The word “Big Data” had rapidly transitioned from buzz word to reality, not only the big giants, like Facebook or Yahoo, even small companies have started adopting this technology and trying to predict the future of their business, demands and needs.
With Big Data Coming to Reality – Now What?
Decision making was a “rear view mirror” activity viz. Business Intelligence, looking at the past events that had already occurred and responding accordingly. But with increasing demand and the ability to analyze vast amounts of Big Data in real-time, decision making has now become a forward-looking event with the help of data scientists. Business executives can now see what is going on with the inventory, sales orders and information from sensors in real-time. Systems and Operations personnel can use big data analytics to infer terabytes of log files and other machine data looking for the root cause of a given problem.

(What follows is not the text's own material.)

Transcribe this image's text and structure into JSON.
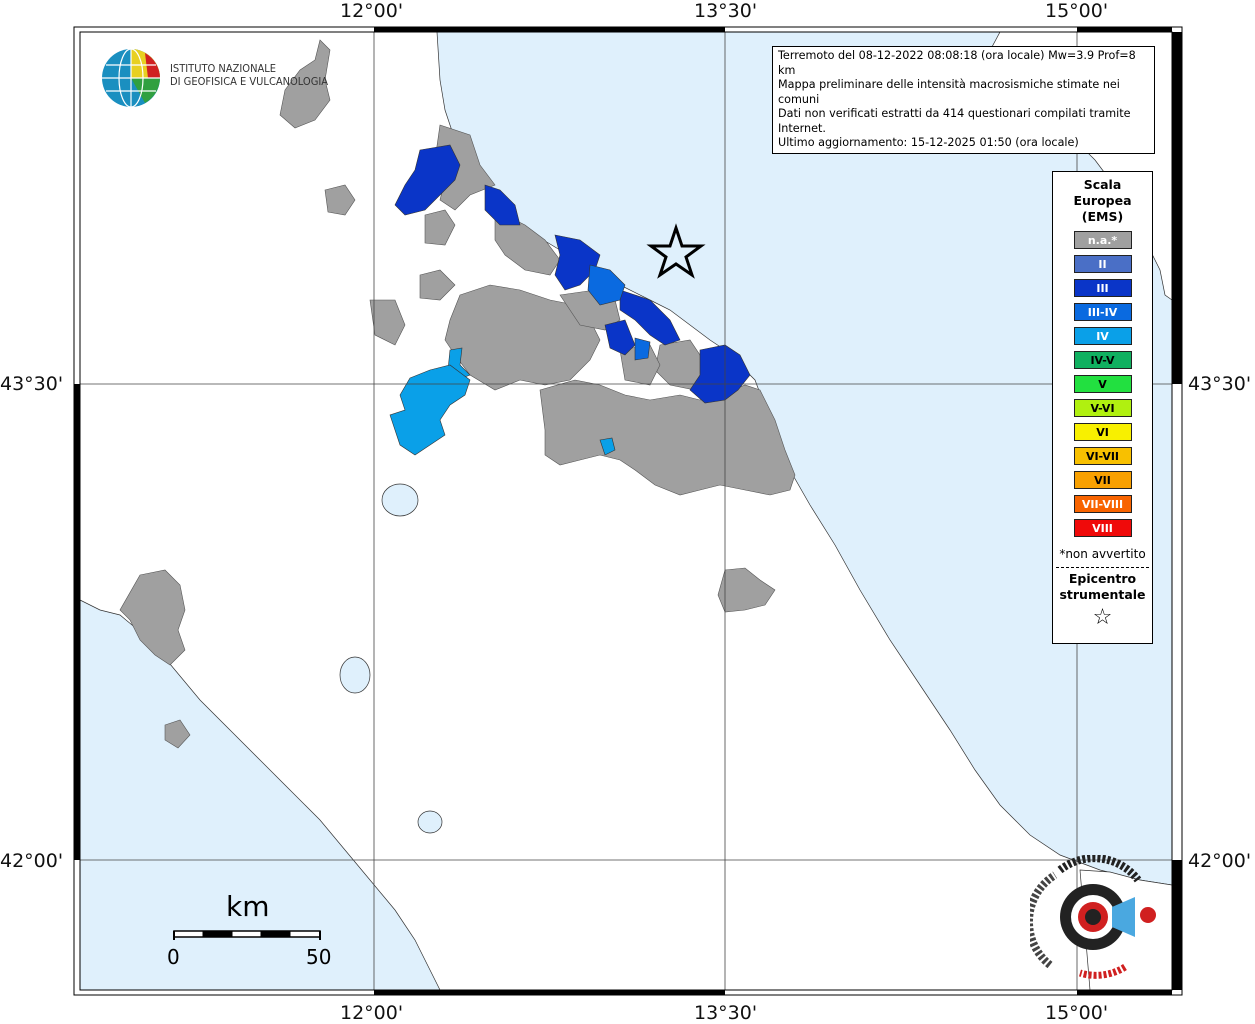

How to Build a Big Data Environment?
An infrastructure that is linearly scalable and yet easy to administer is pivotal for a Big Data platform.
The primary challenge on building a big data environment would be, “Where?” Most of the organizations are chalking the pros and cons between the choices, On-Premise vs. Cloud Service. One of the understandable dilemmas for the organizations is the data leaving the premise, if the choice were to be Cloud.
This is one of most sought option for various organizations, mainly considering the sensitivity of the data leaving the premise. Some of the challenges faced with this choice are:
- Initial capital investment to setup the infrastructure without fully knowing the scale
- Integrating the Big Data Infrastructure with the existing backend infrastructure
- Getting skilled big data resources to setup the infrastructure from scratch
- Cost incurred with administering the infrastructure and availability
#2. Cloud Service:
With the uncertainty around scale and value, Cloud service has been a wise choice for many organizations. Amazon’s Elastic Map Reduce (EMR) and Microsoft’s Azure HDInsight have pioneered in hosting big data infrastructure on the cloud. However, cloud service comes with a trade-off of having the data leave the premise. Many organizations are sensitive about having the customer data leave the premise due to repeated cyber-attacks and privacy protection. However, the journey towards big data is often involved with prototypes and proof of concepts. Cloud solution comes really handy in such a case to be elastic.
Apart from the “where” part of hosting big data, the “what” part of the infrastructure is equally critical; Is it just storage? The organizations moving towards big data are often confronted with high velocities of data and varieties of data – structured and unstructured data and massive volume of data. Some of the infrastructure challenges include:
- Big data shifts the plateau by raising the storage cost from 60 to 80% every year. Given this rapid growth, choice of the storage hardware becomes extremely important. For instance, Solid-state disks (SSDs) are far superior than disk at high velocity data ingestion.
- Network isolation for all big data needs with higher bandwidth. For instance, Map Reduce operation involves large amounts of data being processed and transferred amongst nodes. Network bandwidth must be out of the constraints in a Big Data environment for real-time processing.
- Response Times
- Response Time could completely vary based on use-cases, as it can range between blink of an eye to even a few minutes. Apache Spark performs 100 times faster than traditional Map Reduce jobs as it processes the data in-memory. On the flip side, one must plan for sufficient RAM on the worker nodes to meet the quality of service.
There are various infrastructure management tools that are in place to cleanse, integrate and manage Big Data infrastructures effectively. With these innovations in place, it is now time for Enterprises, whether they are large or small, to realize that embracing Big Data and adapting is inevitable!